Those can just appear sometimes. I have that warning myself. The only time to worry about it is if you have something like MSI Afterburner, AMD "Gaming Evolved", SweetFX, Overwolf, etc installed. If you do, should uninstall them as they can impact performance and capture stability.
Glad to hear the green-dots problem was just the HDMI connection after all! Saves a couple bucks.
Can just run with your current settings and everything should be fine now. If you want to optimize further though, two things. First, disable CFR. Twitch needs CBR, but CFR is just there if you're locally recording and want to edit the videos you've saved with a 'picky' video editing suite, like Sony Vegas. It doesn't make much difference if it's on or off, but it can smooth things out just a little more.

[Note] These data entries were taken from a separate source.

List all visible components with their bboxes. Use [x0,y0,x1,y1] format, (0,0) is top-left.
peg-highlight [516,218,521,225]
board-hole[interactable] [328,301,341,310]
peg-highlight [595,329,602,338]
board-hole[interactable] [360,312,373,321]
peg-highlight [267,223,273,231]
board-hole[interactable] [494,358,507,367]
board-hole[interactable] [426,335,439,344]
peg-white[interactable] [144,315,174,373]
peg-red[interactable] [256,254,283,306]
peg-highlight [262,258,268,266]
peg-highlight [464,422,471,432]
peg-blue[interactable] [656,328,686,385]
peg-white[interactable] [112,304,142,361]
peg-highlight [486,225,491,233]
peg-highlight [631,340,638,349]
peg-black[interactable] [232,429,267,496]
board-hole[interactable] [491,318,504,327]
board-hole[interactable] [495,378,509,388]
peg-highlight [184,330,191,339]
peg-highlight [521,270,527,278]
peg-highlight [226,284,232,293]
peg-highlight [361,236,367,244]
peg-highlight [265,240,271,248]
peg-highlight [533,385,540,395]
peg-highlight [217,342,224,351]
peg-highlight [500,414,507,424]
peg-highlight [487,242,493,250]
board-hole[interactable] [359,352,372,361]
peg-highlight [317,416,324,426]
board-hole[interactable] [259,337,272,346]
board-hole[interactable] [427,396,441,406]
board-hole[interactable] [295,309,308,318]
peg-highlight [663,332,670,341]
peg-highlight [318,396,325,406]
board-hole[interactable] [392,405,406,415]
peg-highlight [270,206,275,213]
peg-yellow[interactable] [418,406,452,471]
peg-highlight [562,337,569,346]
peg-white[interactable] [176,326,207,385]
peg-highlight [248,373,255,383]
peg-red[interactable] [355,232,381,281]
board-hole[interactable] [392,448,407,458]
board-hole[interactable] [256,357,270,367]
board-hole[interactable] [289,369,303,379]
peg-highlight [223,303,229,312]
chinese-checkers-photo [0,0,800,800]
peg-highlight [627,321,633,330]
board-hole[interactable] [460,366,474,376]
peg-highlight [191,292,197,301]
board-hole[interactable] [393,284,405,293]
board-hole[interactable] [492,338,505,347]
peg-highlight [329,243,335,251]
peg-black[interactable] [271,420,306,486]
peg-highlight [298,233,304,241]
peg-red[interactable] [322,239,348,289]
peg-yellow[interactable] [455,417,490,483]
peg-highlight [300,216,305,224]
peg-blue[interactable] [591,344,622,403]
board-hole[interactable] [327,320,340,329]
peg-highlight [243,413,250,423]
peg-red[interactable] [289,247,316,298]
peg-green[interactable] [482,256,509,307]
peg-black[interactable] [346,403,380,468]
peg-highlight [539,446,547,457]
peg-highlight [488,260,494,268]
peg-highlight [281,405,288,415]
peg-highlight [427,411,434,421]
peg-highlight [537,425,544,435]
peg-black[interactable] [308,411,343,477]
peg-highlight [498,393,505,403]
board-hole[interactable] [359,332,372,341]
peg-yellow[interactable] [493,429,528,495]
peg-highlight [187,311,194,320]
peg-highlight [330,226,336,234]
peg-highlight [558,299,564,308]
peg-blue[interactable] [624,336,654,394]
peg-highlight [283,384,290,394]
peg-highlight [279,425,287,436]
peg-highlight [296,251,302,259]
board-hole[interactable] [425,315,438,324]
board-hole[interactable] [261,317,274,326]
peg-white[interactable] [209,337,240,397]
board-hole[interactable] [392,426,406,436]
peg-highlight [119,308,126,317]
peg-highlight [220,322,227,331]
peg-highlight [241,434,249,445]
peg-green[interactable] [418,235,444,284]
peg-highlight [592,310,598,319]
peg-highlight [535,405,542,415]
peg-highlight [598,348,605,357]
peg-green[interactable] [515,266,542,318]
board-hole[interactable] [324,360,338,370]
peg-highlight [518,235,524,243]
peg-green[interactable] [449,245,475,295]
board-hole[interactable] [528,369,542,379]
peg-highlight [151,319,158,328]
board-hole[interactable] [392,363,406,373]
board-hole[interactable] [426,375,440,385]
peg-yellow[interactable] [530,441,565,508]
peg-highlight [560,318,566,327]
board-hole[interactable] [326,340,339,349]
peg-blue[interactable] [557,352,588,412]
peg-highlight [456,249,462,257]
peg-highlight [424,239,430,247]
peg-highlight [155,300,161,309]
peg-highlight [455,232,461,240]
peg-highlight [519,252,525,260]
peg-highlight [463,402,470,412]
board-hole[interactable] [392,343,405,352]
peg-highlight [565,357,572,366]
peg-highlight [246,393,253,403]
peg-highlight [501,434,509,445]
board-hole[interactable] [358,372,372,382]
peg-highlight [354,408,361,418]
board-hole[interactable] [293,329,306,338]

Second, and more quality-based, you have an i7-4790K. It's almost certain that it will be able to handle a lower x264 preset than Veryfast. I'd recommend going down to Faster, then do a test stream at least 20 minutes long of actual heavy gameplay. Watch your CPU temperature, throttling and load. If it's fine, then go down another step. The slower the preset, the more CPU it uses, but the better compression it uses, so your stream's video quality will be higher. You generally want to shoot for 60-80% CPU load as a safe point, with the option to run up to 90% load. Want to leave some safe margin for any game you're playing on the machine (and shouldn't use the Magewell for on-system gaming; Game or Window Captures are much more efficient and lower-overhead), but the slower you go on the preset without over-loading the system, the better. I'd spitball-guess you'll probably be able to hit Medium at least, but do test each step.
Likewise, if possible gaming and streaming at 'native resolution' is going to give you the best possible picture quality on-stream. Consider running your console in 720p mode, cap card the same, and OBS also with a base resolution of 720p. Everything will be much crisper and clearer for your viewers; a downscale is a noticeable quality loss beyond just the lower resolution. It's mostly there for those on-PC gaming on a 1080p monitor who don't want to deal with playing their game at 1280x720; something that really shouldn't be a problem as far as console gaming is concerned, since most are optimized for each resolution level, and many just don't/can't run at actual 1080 with a good framerate anyway (looking at you, XBone).